Reunião em Casablanca decide próximos passos dos ocidentais - Rendição incondicional do Eixo é uma unanimidade - A abertura de um segundo front na Europa, velho sonho de Stalin, deverá ser postergada
'Como um casamento na polícia': o aperto de mão dos franceses diante de FDR e Churchill
A estada janeireira de "Mister P." e "Almirante Q." no Hotel Anfa, em Casablanca, no Marrocos francês, foi absolutamente tranqüila. Do dia 14 ao dia 23, nenhum deles foi importunado pela imprensa ou por curiosos em geral. Certamente as coisas teriam sido diferentes caso o forte e discreto esquema de segurança que isolou Winston Churchill e Franklin Delano Roosevelt - respectivamente "P." e "Q." - na citada hospedaria tivesse falhado de alguma forma. Como a camuflagem foi eficiente, os dois líderes aliados, ao lado de suas equipes militares e dos franceses Charles de Gaulle e Henri Giraud, puderam discutir calmamente durante nove dias o futuro dos Aliados nesta guerra que já entra em seu quarto ano. A balbúrdia se fez apenas no último dia, com a convocação de uma entrevista coletiva para anunciar os resultados e as conclusões do encontro; somente nessa oportunidade é que os jornalistas, embasbacados, tomaram conhecimento da presença de Churchill e Roosevelt.

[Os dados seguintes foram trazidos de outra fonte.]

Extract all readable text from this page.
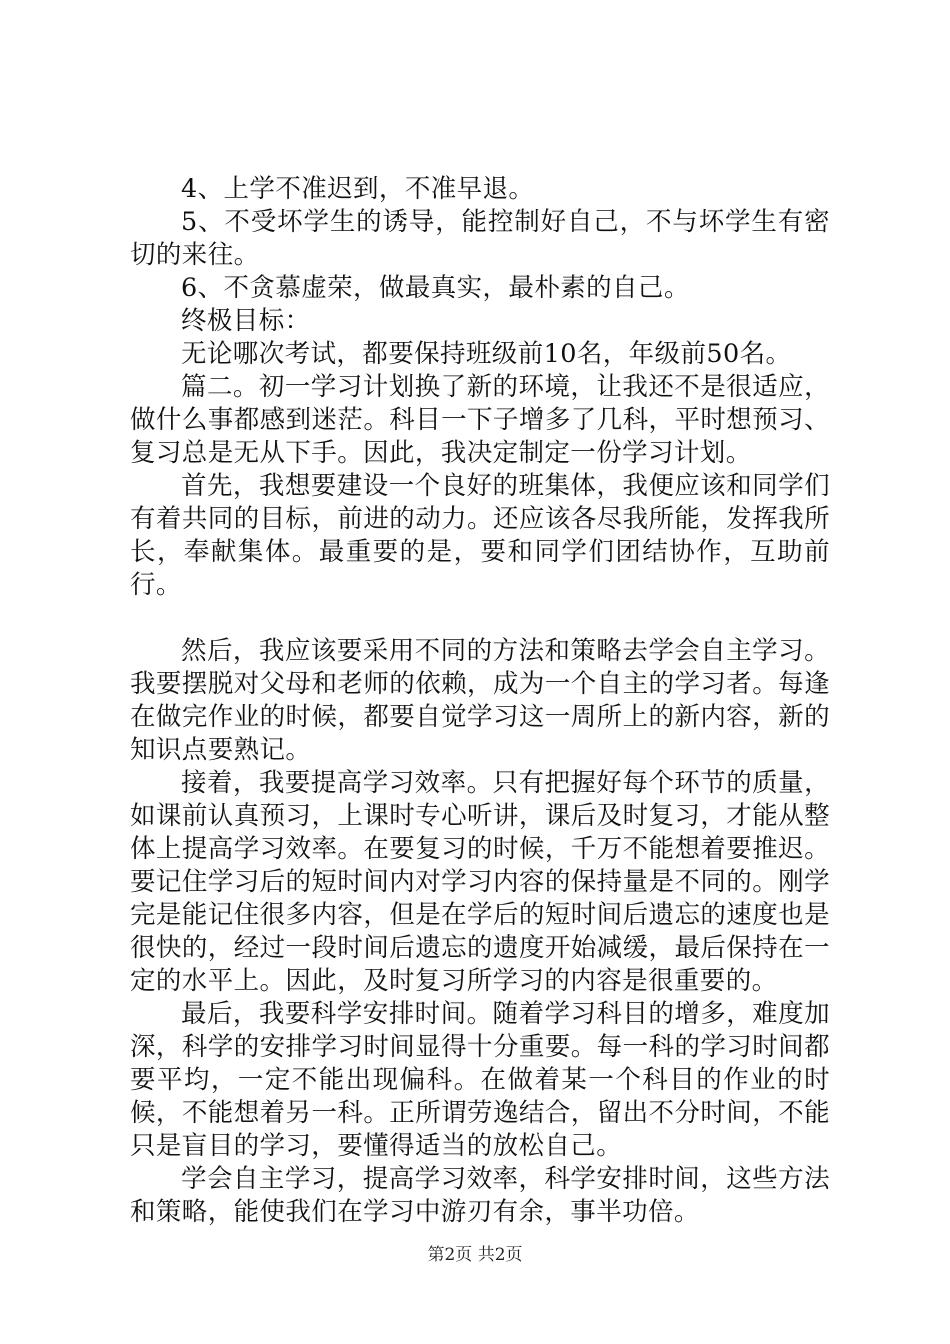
4、上学不准迟到，不准早退。

5、不受坏学生的诱导，能控制好自己，不与坏学生有密切的来往。

6、不贪慕虚荣，做最真实，最朴素的自己。

终极目标：

无论哪次考试，都要保持班级前10名，年级前50名。

篇二。初一学习计划换了新的环境，让我还不是很适应，做什么事都感到迷茫。科目一下子增多了几科，平时想预习、复习总是无从下手。因此，我决定制定一份学习计划。

首先，我想要建设一个良好的班集体，我便应该和同学们有着共同的目标，前进的动力。还应该各尽我所能，发挥我所长，奉献集体。最重要的是，要和同学们团结协作，互助前行。

然后，我应该要采用不同的方法和策略去学会自主学习。我要摆脱对父母和老师的依赖，成为一个自主的学习者。每逢在做完作业的时候，都要自觉学习这一周所上的新内容，新的知识点要熟记。

接着，我要提高学习效率。只有把握好每个环节的质量，如课前认真预习，上课时专心听讲，课后及时复习，才能从整体上提高学习效率。在要复习的时候，千万不能想着要推迟。要记住学习后的短时间内对学习内容的保持量是不同的。刚学完是能记住很多内容，但是在学后的短时间后遗忘的速度也是很快的，经过一段时间后遗忘的遗度开始减缓，最后保持在一定的水平上。因此，及时复习所学习的内容是很重要的。

最后，我要科学安排时间。随着学习科目的增多，难度加深，科学的安排学习时间显得十分重要。每一科的学习时间都要平均，一定不能出现偏科。在做着某一个科目的作业的时候，不能想着另一科。正所谓劳逸结合，留出不分时间，不能只是盲目的学习，要懂得适当的放松自己。

学会自主学习，提高学习效率，科学安排时间，这些方法和策略，能使我们在学习中游刃有余，事半功倍。

第2页 共2页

Três pontos principais emergiram da reunião - da qual Stalin, envolvido com os acontecimentos em Stalingrado, não pôde comparecer. O primeiro deles foi o anúncio de que os Aliados fecharam questão em torno de uma "rendição incondicional" das forças do Eixo - o que significa que não haverá, no momento da rendição, nenhum pacto ou obrigação por parte dos Aliados. O inimigo será desarmado e os responsáveis por atrocidades e crimes de guerra serão levados a julgamento. "A política de não-comprometimento após a rendição não significa que faremos mal aos cidadãos comuns das nações do Eixo. Mas iremos, sim, punir seus líderes bárbaros, de acordo com sua culpa", explicou o presidente americano.
O segundo ponto diz respeito à abertura de um segundo front na Europa - mais precisamente, no Noroeste europeu -, idéia que vem sendo defendida há tempos por Stalin (e que Roosevelt e Churchill haviam lhe prometido tirar do papel antes do outono de 1943). Entretanto, ao que parece, o chefe soviético terá de esperar mais um pouco para vê-la em ação. Ainda que os Aliados reconheçam "o enorme peso da guerra que a Rússia carrega", tudo indica que Estados Unidos e Grã-Bretanha decidiram pela chamada Estratégia do Mediterrâneo, sustentada pelos ingleses. Aproveitando as vitórias conquistadas no fim de 1942 naquela região, o plano britânico consiste em aumentar a pressão no elo mais fraco dos inimigos - a Itália -, forçando os alemães a retirar forças do front oriental e das defesas do Noroeste da França para ajudar os italianos. Por esse esquema, uma invasão à Itália seria iminente. "O principal objetivo é tirar o máximo de peso possível das costas do Exército Vermelho, ao fazer o inimigo engajar-se maciçamente em árduas batalhas em pontos estrategicamente escolhidos", conclui o comunicado de Casablanca....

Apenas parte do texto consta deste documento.